Episodic future thinking, defined as the ability to project oneself into the future, has proven useful to pre-experience the future consequences of present actions. We investigate how episodic future thinking influences the food choices of normal weight, overweight, and obese individuals. In doing so, we conduct a controlled laboratory experiment in which participants are presented with representations of weight-increased and weight-reduced modified images of themselves before performing a food choice task. This allows subjects to vividly imagine the future consequences of their actions. We also test the effect of providing health-related information on food choices to compare with the episodic future thinking effect. Our results suggest that while providing health-related information increases the number of lite snack choices of overweight and obese individuals, engaging in episodic future thinking has a positive impact on the food choices of the obese only. These findings are supported by eye-tracking data showing how visual attention and emotional arousal (measured by pupil size) impact individuals’ food choices.
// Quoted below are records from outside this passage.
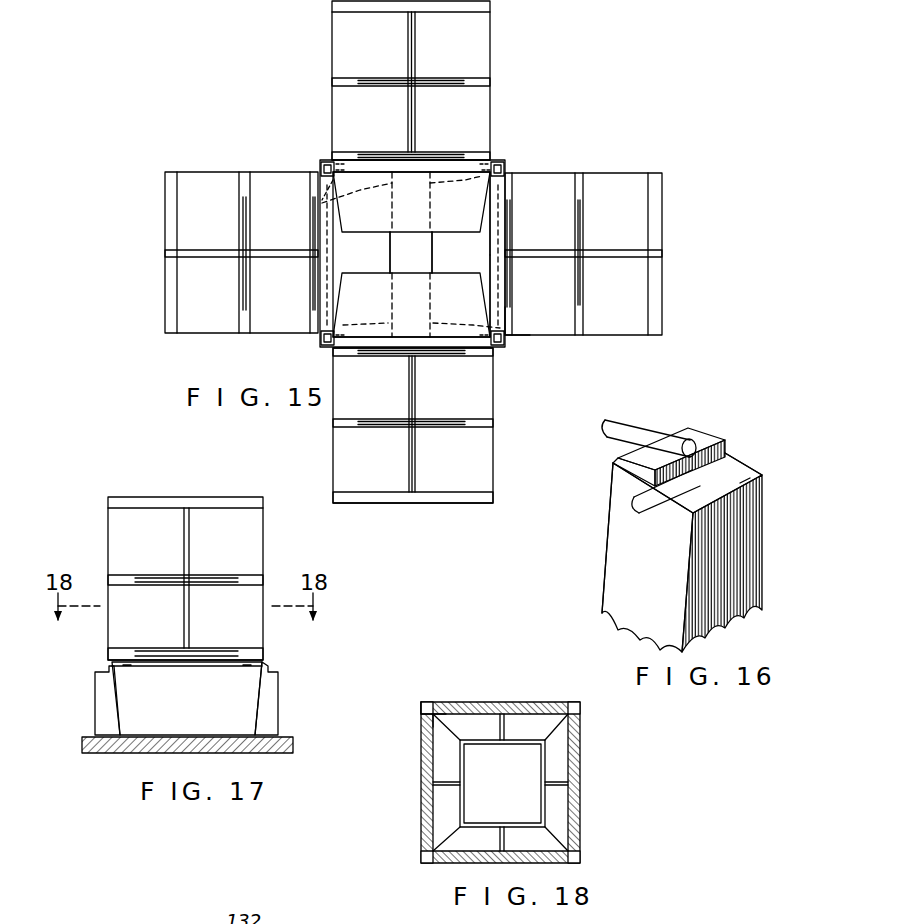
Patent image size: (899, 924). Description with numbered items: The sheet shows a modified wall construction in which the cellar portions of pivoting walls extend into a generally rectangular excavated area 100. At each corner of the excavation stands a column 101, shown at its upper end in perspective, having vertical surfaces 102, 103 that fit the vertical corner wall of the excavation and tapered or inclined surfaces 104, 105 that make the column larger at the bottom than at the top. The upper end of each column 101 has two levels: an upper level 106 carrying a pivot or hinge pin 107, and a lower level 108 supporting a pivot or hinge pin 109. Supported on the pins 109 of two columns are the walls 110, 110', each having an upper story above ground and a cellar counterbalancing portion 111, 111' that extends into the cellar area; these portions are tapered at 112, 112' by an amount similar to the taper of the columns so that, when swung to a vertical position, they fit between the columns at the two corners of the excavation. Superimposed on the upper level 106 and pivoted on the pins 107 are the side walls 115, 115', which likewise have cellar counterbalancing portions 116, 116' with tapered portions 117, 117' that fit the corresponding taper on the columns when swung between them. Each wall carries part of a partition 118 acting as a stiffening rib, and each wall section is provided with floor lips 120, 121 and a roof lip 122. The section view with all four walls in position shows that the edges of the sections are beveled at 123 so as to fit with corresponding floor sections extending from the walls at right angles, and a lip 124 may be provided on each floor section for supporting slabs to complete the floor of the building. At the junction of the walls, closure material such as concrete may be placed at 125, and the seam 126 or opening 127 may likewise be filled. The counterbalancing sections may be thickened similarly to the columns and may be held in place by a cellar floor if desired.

In FIG. 15, the excavated area 100 is at (415, 263).
In FIG. 15, the column 101 is at (322, 162).
In FIG. 17, the column 101 is at (90, 713).
In FIG. 16, the column 101 is at (600, 548).
In FIG. 16, the vertical surface 102 is at (737, 468).
In FIG. 16, the vertical surface 103 is at (738, 550).
In FIG. 16, the tapered surface 104 is at (622, 590).
In FIG. 17, the tapered surface 105 is at (258, 713).
In FIG. 16, the tapered surface 105 is at (612, 507).
In FIG. 16, the upper level 106 is at (696, 433).
In FIG. 16, the pivot or hinge pin 107 is at (664, 405).
In FIG. 16, the lower level 108 is at (742, 484).
In FIG. 16, the pivot or hinge pin 109 is at (658, 512).
In FIG. 15, the wall 110 is at (583, 238).
In FIG. 15, the wall 110' is at (241, 232).
In FIG. 15, the cellar counterbalancing portion 111 is at (453, 252).
In FIG. 17, the cellar counterbalancing portion 111 is at (187, 698).
In FIG. 15, the cellar counterbalancing portion 111' is at (363, 252).
In FIG. 15, the taper 112 is at (437, 202).
In FIG. 15, the taper 112' is at (297, 198).
In FIG. 15, the side wall 115 is at (444, 80).
In FIG. 15, the side wall 115' is at (441, 425).
In FIG. 15, the cellar counterbalancing portion 116 is at (406, 202).
In FIG. 15, the cellar counterbalancing portion 116' is at (416, 306).
In FIG. 15, the tapered portion 117 is at (523, 213).
In FIG. 15, the tapered portion 117' is at (521, 296).
In FIG. 15, the partition 118 is at (412, 60).
In FIG. 17, the partition 118 is at (217, 543).
In FIG. 18, the partition 118 is at (502, 718).
In FIG. 15, the floor lip 120 is at (510, 322).
In FIG. 17, the floor lip 120 is at (230, 655).
In FIG. 18, the floor lip 120 is at (537, 716).
In FIG. 15, the floor lip 121 is at (582, 320).
In FIG. 17, the floor lip 121 is at (243, 572).
In FIG. 15, the roof lip 122 is at (663, 306).
In FIG. 17, the roof lip 122 is at (255, 497).
In FIG. 18, the beveled edge 123 is at (571, 728).
In FIG. 18, the lip 124 is at (542, 802).
In FIG. 18, the closure material 125 is at (421, 706).
In FIG. 18, the seam 126 is at (446, 735).
In FIG. 18, the opening 127 is at (452, 684).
During the food choice task, subjects’ visual attention to the food products is recorded using a stationary non-invasive Tobii TX300 eye tracker (Tobii, 2014). The eye-tracking device is embedded in the computer screen and tracks gaze position at a sampling rate of 120 Hz (i.e. 120 observations per second). A nine-point calibration procedure is used to ensure the accuracy of the eye-tracking metrics. Two eye tracking metrics, total visit duration and pupil dilation, are used to assess objective visual attention and emotional arousal experience by participants while performing the food choice task. Visual stimuli are presented using the iMotions software platform (iMotions, 2014).